La meccanica delle anomalie non è una novità nel panorama horror. Negli ultimi anni abbiamo visto diversi titoli costruire le proprie esperienze proprio sulla capacità del giocatore di riconoscere piccoli cambiamenti all’interno di ambienti apparentemente normali. Dream Cage non reinventa questo concetto e non si prende la briga di farlo. La sua intuizione più interessante è, però, quella di collegarlo direttamente alla condizione del protagonista. Robert ha problemi di memoria e noi dobbiamo ricordare. È una contrapposizione semplice, ma efficace nei primi momenti di gameplay. Il giocatore diventa quasi una sorta di memoria esterna di Robert. Noi che giochiamo dobbiamo sapere dove si trovava un oggetto, quale aspetto aveva una stanza, cosa abbiamo visto durante il nostro precedente passaggio. Più il gioco ci costringe a dubitare di ciò che ricordiamo, più questa distinzione tra percezione del protagonista e percezione del giocatore diventa interessante. Peccato che Dream Cage non riesca sempre a sfruttare questa idea con la profondità che meriterebbe. Dopo le prime sessioni abbiamo imparato il meccanismo. E quando il mistero lascia spazio alla routine, la tensione comincia inevitabilmente a diminuire. Controllare ogni stanza può diventare più un lavoro certosino che un’esperienza realmente terrificante. Ed è qui che si trova il principale limite del gioco: la sua idea migliore è anche quella che rischia più velocemente di diventare ripetitiva.

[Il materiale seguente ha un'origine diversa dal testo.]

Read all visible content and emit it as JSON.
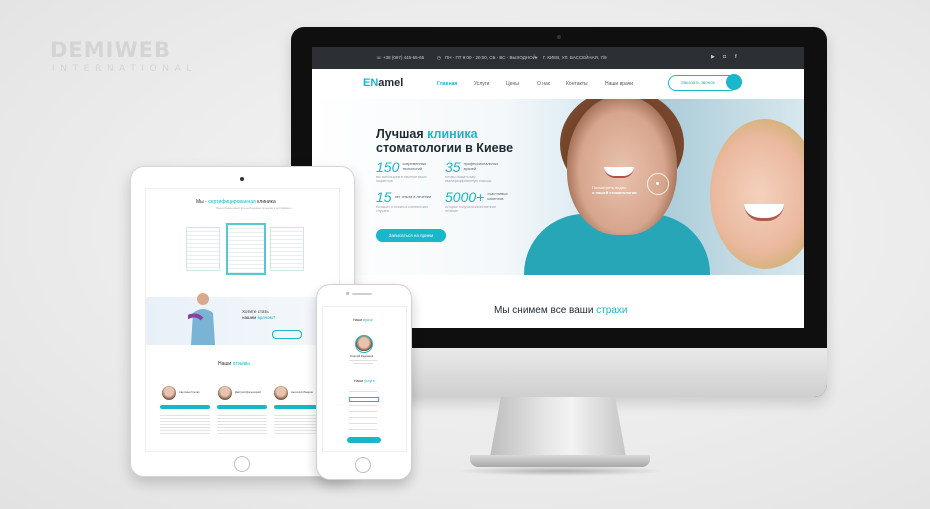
{
  "watermark": {
    "title": "DEMIWEB",
    "subtitle": "INTERNATIONAL"
  },
  "colors": {
    "accent": "#19b7c9",
    "topbar": "#2c2f33",
    "text": "#1e2a33"
  },
  "desktop": {
    "topbar": {
      "phone": "+38 (097) 445-65-65",
      "hours": "ПН - ПТ 9:00 - 20:00, СБ - ВС - ВЫХОДНОЙ",
      "address": "Г. КИЕВ, УЛ. БАССЕЙНАЯ, 7/9",
      "icons": [
        "phone-icon",
        "clock-icon",
        "pin-icon",
        "youtube-icon",
        "instagram-icon",
        "facebook-icon"
      ]
    },
    "nav": {
      "logo_accent": "EN",
      "logo_rest": "amel",
      "items": [
        "Главная",
        "Услуги",
        "Цены",
        "О нас",
        "Контакты",
        "Наши врачи"
      ],
      "active_index": 0,
      "call_button": "Заказать звонок"
    },
    "hero": {
      "title_line1_pre": "Лучшая ",
      "title_line1_accent": "клиника",
      "title_line2": "стоматологии в Киеве",
      "stats": [
        {
          "num": "150",
          "label": "современных технологий",
          "sub": "мы используем в лечении своих пациентов"
        },
        {
          "num": "35",
          "label": "профессиональных врачей",
          "sub": "готовы оказать вам квалифицированную помощь"
        },
        {
          "num": "15",
          "label": "лет опыта в лечении",
          "sub": "больших и сложных клинических случаев"
        },
        {
          "num": "5000+",
          "label": "счастливых клиентов",
          "sub": "которые получили качественное лечение"
        }
      ],
      "cta": "Записаться на прием",
      "video_text_1": "Посмотреть видео",
      "video_text_2": "о нашей стоматологии"
    },
    "section2": {
      "pre": "Мы снимем все ваши ",
      "accent": "страхи"
    }
  },
  "tablet": {
    "cert_title_pre": "Мы - ",
    "cert_title_accent": "сертифицированная",
    "cert_title_post": " клиника",
    "cert_sub": "Наша клиника имеет все необходимые лицензии и сертификаты",
    "cta_line1": "Хотите стать",
    "cta_line2_pre": "нашим ",
    "cta_line2_accent": "врачом?",
    "reviews_pre": "Наши ",
    "reviews_accent": "отзывы",
    "reviewers": [
      "Светлана Гончар",
      "Дмитрий Дольницкий",
      "Анатолий Ивашин"
    ]
  },
  "phone": {
    "title_pre": "Наши ",
    "title_accent": "врачи",
    "doctor_name": "Георгий Кирсанов",
    "services_pre": "Наши ",
    "services_accent": "услуги"
  }
}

Un’altra componente importante dell’esperienza riguarda la paralisi del sonno, già di per sé un fenomeno che si presta perfettamente alla rappresentazione horror: essere coscienti, percepire ciò che accade intorno a noi e contemporaneamente non riuscire a muoversi. In un videogioco, poi, il concetto assume una conseguenza ancora più interessante. Infatti, Dream Cage toglie controllo al giocatore e lo lascia inerme mentre il terrore lo avvolge, proprio come nella vita reale. Anche l’utilizzo del microfono (se si gioca con le cuffie) contribuisce a rendere queste situazioni più immersive e rappresenta una delle trovate più interessanti dell’esperienza. Non sempre l’effetto è perfetto, ma quando tutto funziona la sensazione di vulnerabilità è concreta e palpabile. E soprattutto, per qualche minuto, non ci sentiamo più spettatori di un horror: ci sentiamo intrappolati dentro di esso.

Dal punto di vista tecnico, invece, Dream Cage non è certamente il titolo che metterà alla prova la nostra console. La produzione mostra chiaramente le proprie origini indipendenti. Modelli, animazioni e ambientazioni sono funzionali all’esperienza, ma non particolarmente impressionanti. Anche alcuni elementi visivi tradiscono una certa semplicità produttiva. Non è necessariamente un problema. Un horror come questo non ha bisogno di essere fotorealistico per funzionare. L’atmosfera viene prima della tecnologia. E infatti il comparto sonoro svolge un ruolo più importante di quello grafico. Rumori ambientali, silenzi, suoni improvvisi e una certa attenzione alla spazialità contribuiscono a rendere l’appartamento un luogo meno rassicurante di quanto dovrebbe essere. È un gioco che non punta a stupire con la grafica, ma che punta a farsi ascoltare.